Real Leaders

4 Ways to Re-Engage Employees

Creative senior businesswoman looking at the lightbulb she drew on a glass panel in her office

The past year has seen assaults on democracy, COVID-19 variants, Juneteenth celebrations, Squid Games, congressional deadlock, and the beginnings of the Great Resignation.

It was a year in which we debated coups and conspiracies, vaccine safety and efficacy, critical race theory, the causes of burnout, and why so many people want to leave their jobs en masse for the first time in living memory. Unfortunately, four leadership proficiencies are missing from the discussion right now that must be prioritized for 2022 (and beyond), which will allow us to turn the page on the past two tumultuous years.

One of the most asked questions today is: What can leaders do about disengaged employees leaving companies for greener (or different) pastures? The numbers are discouraging, with 95% of employees thinking of leaving their current employer according to a recent survey.  And according to The 2021 People Management Report by The Predictive Index, “63% of those with a lousy manager are thinking of leaving within the next 12 months.” On top of these record numbers, inflation is rising, gas prices are out of control, and relief packages from the pandemic are expiring. At the same time, COVID-19 variants continue to mutate and increase across the globe. 

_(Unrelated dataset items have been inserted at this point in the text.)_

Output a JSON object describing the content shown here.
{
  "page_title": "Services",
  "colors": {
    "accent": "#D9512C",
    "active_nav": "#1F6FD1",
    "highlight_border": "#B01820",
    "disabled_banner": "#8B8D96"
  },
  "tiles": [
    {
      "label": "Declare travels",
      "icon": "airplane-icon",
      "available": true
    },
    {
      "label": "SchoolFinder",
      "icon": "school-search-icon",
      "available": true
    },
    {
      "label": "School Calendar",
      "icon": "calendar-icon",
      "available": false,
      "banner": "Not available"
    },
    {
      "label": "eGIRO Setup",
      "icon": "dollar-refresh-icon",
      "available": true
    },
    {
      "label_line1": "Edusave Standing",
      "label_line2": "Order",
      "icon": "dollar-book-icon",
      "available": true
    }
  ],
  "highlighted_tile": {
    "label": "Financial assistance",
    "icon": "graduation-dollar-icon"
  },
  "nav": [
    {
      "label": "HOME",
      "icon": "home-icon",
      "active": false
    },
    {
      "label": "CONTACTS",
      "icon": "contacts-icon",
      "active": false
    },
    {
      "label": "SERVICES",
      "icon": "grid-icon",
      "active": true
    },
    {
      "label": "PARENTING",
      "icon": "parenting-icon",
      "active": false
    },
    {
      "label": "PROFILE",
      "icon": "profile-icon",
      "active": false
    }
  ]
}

In these challenging moments, CEOs, founders, and managers need to turn to positive psychology and strengths-based leadership — concepts that have a record of creating conditions for success. 

 It’s time to tune in, listen, and validate the messages that these new trends are delivering. Employees in this buyer’s market prioritize purpose over paychecks, development over ego, coaching over bossing, ongoing conversations over annual reviews, growing their strengths instead of obsessing over weaknesses, and a work-life integration over workaholism. Here are the four key leadership attributes that can transform your workplace and re-engage employees.


According to Gallup, “Employees who trust their leadership are twice as likely to say they will be with their company one year from now.” Trust is all about authenticity, reliability, credibility, and interest in another person’s success and development while minimizing one’s own self-orientation. Leaders can gain, repair, and increase trust among employees by being transparent about difficulties and not cutting corners or taking shortcuts. Above all, seek to help your people thrive despite a negative environment.


Compassion revolves around positivity – meaning that a leader will help uplift everyone in their care. Compassionate leaders augment their positive impact by being exceptionally calm and courteous, making others feel good, and communicating regularly that they care. They acknowledge good performance early and often and listen to others describe their goals and ambitions. A Gallup survey found that “51% of employees would change jobs for one that offered them flextime and 37% would do the same for a job that offered them the ability to work from anywhere (at least part of the time). The future of work will most likely be more employees working remotely.” Leaders with a strong ability to adapt to this new reality and show compassion will improve employees’ performance and increase their value in the workplace.


Stability means a leader’s ability to create a culture of security, strength, support, and peace. People need to know their jobs are safe — if indeed they are — but they also crave knowledge about an organization’s future. Research shows that only 22% of employees strongly agree that their leaders have a clear direction for the organization – and that was before the pandemic. There can be no stability without radical candor, which includes confronting the brutal facts of a given situation and then providing the steps to recovery with clear expectations for everyone involved. It’s always good practice to keep employees in the loop on their performance, good or bad, because people need and deserve to know what they’re up against. Besides, challenging times bring people together, and that’s what influential leaders have used over centuries to uplift, innovate, and inspire. 


Hope is a leader’s ability to give others a sense of direction, faith, and guidance, making them enthusiastic about the achievable future. According to Gallup, “Hope is significant because employees who strongly agree that their leader makes them feel enthusiastic about the future are 69 times more likely to be engaged in their work compared with employees who disagree with that statement.” 

Enthusiasm is contagious, and leaders who know how to wield this force are tremendously influential, well-liked, and successful. Upping your enthusiasm as a leader requires you to believe in what you are saying to others. If you don’t buy it yourself, it will be impossible to sell it to others. It requires you to do the hard work of aligning your team on critical success factors, milestones, contingencies, and impact measures that will be tracked along your journey to success.

There is no business without people, and in today’s uncertain climate, there will be no people to lead without these four vital capabilities. Now is the time to invest in them or risk the continued fallout of employee disengagement in a buyer’s market.